Friday, July 2, 2010

Study: US media redefined torture after US started practicing it

By Daniel Tencerwaterboard Study: US media redefined torture after US started practicing it

The US news media radically changed how it reported on the issue of waterboarding after it emerged that US forces had used the practice, says a new study from Harvard University.

The study also found a double standard when defining waterboarding, with news sources commonly referring to waterboarding as "torture" when talking about foreign countries using the practice, but declining to do so when it's being carried out by the United States.

The study (PDF) reports:

From the early 1930's until the modern story broke in 2004, the newspapers that covered waterboarding almost uniformly called the practice torture or implied it was torture: The New York Times characterized it thus in 81.5% (44 of 54) of articles on the subject and The Los Angeles Times did so in 96.3% of articles (26 of 27). By contrast, from 2002-2008, the studied newspapers almost never referred to waterboarding as torture. The New York Times called waterboarding torture or implied it was torture in just 2 of 143 articles (1.4%). The Los Angeles Times did so in 4.8% of articles (3 of 63). The Wall Street Journal characterized the practice as torture in just 1 of 63 articles (1.6%). USA Today never called waterboarding torture or implied it was torture.

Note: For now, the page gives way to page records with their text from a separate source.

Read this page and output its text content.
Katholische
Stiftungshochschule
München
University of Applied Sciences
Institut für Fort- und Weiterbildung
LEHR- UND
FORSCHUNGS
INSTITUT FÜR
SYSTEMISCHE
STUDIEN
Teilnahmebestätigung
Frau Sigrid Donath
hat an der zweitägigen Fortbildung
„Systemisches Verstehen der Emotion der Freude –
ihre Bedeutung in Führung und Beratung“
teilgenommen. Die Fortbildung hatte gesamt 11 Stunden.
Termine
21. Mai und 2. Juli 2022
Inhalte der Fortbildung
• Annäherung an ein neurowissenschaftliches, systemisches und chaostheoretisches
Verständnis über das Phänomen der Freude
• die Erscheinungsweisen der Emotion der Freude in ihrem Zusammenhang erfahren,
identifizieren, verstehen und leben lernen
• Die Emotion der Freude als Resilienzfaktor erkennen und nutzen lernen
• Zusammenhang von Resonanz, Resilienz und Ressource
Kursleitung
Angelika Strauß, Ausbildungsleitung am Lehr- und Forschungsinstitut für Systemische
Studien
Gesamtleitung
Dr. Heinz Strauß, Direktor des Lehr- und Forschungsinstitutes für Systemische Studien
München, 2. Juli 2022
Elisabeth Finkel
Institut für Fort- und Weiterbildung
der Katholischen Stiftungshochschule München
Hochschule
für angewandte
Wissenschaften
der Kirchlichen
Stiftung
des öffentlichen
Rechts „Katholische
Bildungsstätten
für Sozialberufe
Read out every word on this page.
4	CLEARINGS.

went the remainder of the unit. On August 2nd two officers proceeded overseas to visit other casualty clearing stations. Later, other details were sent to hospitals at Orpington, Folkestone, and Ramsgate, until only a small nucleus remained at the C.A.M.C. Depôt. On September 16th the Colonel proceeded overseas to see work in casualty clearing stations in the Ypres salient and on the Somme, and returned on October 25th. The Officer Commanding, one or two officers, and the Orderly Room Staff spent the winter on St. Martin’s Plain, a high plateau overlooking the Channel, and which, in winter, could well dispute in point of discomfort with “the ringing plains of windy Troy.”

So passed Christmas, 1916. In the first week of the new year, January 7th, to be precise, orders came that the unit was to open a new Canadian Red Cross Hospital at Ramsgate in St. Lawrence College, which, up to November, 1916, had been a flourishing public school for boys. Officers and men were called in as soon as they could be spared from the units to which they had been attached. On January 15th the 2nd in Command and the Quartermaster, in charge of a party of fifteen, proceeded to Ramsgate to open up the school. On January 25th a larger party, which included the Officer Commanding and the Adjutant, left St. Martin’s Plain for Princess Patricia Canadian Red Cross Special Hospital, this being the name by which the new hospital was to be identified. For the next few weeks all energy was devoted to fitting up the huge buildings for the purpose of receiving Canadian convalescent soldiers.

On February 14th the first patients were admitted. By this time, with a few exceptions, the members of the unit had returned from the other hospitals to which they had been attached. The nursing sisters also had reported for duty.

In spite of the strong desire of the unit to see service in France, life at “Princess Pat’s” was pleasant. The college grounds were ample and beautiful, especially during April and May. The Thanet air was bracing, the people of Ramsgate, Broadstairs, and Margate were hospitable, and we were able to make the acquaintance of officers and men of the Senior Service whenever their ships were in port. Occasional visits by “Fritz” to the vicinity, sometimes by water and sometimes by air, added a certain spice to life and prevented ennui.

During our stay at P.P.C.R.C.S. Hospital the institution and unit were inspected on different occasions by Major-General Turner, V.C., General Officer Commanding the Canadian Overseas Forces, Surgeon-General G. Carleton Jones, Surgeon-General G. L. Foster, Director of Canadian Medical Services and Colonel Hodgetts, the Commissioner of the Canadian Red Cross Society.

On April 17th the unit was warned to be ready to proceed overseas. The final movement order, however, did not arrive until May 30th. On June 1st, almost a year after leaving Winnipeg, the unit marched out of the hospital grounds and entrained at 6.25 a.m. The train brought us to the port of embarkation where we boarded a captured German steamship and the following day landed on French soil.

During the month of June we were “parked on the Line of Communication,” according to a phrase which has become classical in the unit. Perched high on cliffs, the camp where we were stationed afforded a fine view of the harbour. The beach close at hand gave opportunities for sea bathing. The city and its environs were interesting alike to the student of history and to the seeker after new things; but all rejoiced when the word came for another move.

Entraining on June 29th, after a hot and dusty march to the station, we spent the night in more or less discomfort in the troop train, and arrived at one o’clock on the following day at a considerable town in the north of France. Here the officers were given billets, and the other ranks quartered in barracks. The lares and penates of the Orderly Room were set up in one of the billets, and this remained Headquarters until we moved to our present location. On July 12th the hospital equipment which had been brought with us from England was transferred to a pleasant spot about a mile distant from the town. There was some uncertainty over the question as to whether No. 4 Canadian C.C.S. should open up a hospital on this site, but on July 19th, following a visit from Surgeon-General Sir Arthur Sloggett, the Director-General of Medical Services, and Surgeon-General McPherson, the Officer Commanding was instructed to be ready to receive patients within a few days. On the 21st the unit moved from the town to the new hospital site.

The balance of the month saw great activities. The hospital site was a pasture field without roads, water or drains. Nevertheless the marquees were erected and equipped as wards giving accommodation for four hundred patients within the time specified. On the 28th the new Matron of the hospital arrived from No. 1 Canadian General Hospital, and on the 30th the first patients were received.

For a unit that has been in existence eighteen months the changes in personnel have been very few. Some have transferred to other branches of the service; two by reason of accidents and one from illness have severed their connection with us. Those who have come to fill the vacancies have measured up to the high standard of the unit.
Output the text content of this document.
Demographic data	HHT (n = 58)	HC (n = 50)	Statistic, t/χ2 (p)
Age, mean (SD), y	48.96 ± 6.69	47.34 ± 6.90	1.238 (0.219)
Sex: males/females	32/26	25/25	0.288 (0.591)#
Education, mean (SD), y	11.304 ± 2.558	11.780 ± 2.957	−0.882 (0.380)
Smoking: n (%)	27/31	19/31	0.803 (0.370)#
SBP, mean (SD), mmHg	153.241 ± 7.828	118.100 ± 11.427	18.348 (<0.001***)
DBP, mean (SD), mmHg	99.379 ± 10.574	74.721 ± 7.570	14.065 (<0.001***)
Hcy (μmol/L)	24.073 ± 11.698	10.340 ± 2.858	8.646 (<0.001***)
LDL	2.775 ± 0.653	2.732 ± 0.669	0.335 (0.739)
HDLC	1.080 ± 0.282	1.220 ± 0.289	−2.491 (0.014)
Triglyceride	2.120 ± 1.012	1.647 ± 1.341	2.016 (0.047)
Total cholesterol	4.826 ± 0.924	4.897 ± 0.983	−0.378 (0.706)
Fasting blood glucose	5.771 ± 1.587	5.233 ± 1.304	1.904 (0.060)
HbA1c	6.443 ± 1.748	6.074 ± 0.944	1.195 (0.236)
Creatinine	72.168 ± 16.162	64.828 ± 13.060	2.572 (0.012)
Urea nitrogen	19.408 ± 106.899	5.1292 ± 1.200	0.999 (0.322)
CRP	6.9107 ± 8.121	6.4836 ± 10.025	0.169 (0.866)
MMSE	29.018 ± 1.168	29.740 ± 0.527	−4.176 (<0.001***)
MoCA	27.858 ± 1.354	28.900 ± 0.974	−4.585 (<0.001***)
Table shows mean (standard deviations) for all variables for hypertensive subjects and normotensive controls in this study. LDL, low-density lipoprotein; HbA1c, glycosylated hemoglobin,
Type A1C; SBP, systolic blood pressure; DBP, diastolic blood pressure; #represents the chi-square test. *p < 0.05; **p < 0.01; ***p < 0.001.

The study went on to note a marked difference in the way waterboarding is portrayed when the individuals doing the waterboarding are American, and when they're not.

[N]ewspapers are much more likely to call waterboarding torture if a country other than the United States is the perpetrator. In The New York Times, 85.8% of articles (28 of 33) that dealt with a country other than the United States using waterboarding called it torture or implied it was torture while only 7.69% (16 of 208) did so when the United States was responsible. The Los Angeles Times characterized the practice as torture in 91.3% of articles (21 of 23) when another country was the violator, but in only 11.4% of articles (9 of 79) when the United States was the perpetrator.

The study, from Harvard University's Joan Shorenstein Center on the Press, Politics and Public Policy, may be the first empirical evidence of what many media critics have been accusing the US media of, anecdotally, for some time: That the press changed its standards for "torture" once it became known the US was practicing it.